Approvati nella nuova legge di bilancio due commi che apportano importanti novità sulla pubblicità sanitaria. Si afferma l’obbligo di comunicare per tutti i professionisti sanitari di comunicare ai rispettivi ordini professionali cui sono iscritti, le informazioni sulle attività professionali prestate, escludendo dal messaggio informativo “elementi di carattere promozionale e suggestionale”.

A tale obbligo sono tenute anche le strutture sanitarie private e le società tra professionisti che sono anche tenute a dotarsi di Direttore sanitario iscritto all'albo territoriale in cui hanno sede operativa.

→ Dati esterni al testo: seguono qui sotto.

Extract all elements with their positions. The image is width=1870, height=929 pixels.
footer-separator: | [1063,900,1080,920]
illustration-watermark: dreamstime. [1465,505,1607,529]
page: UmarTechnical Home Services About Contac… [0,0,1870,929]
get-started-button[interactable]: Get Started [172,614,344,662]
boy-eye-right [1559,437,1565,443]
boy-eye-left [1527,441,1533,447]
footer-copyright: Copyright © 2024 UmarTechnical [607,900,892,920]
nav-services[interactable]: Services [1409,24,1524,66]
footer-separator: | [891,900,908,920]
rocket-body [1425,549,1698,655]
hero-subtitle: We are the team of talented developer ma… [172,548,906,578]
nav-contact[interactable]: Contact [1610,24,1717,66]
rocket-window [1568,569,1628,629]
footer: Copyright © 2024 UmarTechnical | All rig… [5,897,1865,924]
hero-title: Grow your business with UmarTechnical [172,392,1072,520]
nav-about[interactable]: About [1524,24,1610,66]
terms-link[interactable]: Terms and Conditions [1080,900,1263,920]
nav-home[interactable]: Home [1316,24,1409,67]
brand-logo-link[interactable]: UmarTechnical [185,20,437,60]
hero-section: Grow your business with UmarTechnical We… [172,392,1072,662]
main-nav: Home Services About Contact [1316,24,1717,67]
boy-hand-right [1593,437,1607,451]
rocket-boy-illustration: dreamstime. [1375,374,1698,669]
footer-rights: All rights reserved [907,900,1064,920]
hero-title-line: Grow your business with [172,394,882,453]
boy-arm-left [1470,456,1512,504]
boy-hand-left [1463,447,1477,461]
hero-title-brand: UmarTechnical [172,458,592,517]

E’ una norma importante che il nostro Ordine professionale accoglie con grande soddisfazione perché dovrebbe garantire un maggior rispetto dell’etica nell’ambito dell’informazione e della pubblicità sanitaria   e combattere una deriva di mercato che si addice più ad un’attività d’impresa e, soprattutto perché va a tutelare l’interesse del cittadino e il suo diritto ad una corretta informazione sanitaria.

 

Questo il testo dei commi 525 e 536 approvati nella legge di bilancio.

 

1. Le comunicazioni informative da parte delle strutture sanitarie private di cura e degli iscritti agli albi dei relativi Ordini delle professioni sanitarie di cui al Capo II della legge 11 gennaio 2018, n. 3, in qualsiasi forma giuridica svolgano la loro attività, ivi comprese le società di cui all'articolo 1, comma 153, legge 4 agosto 2017, n. 124, possono contenere unicamente le informazioni di cui all'articolo 2, comma 1, decreto-legge 4 luglio 2006, n. 223, convertito in legge 4 agosto 2006, n. 248, funzionali all'oggetto di garantire la sicurezza dei trattamenti sanitari escludendo qualsiasi elemento di carattere promozionale o suggestionale, nel rispetto della libera e consapevole determinazione del paziente, a tutela della salute pubblica, della dignità della persona ed al suo diritto ad una corretta informazione sanitaria.

 

2. In caso di violazione delle disposizioni sull'informativa sanitaria, gli ordini territoriali, anche su segnalazioni delle Federazioni, procedono in via disciplinare nei confronti dei professionisti o società iscritti e segnalano all'Autorità per le garanzie nelle comunicazioni, per l'eventuale adozione dei provvedimenti sanzionatori di competenza. Tutte le strutture private di cura sono tenute a dotarsi di Direttore sanitario iscritto all'albo territoriale in cui hanno sede operativa entro centoventi giorni dalla data di pubblicazione della presente legge.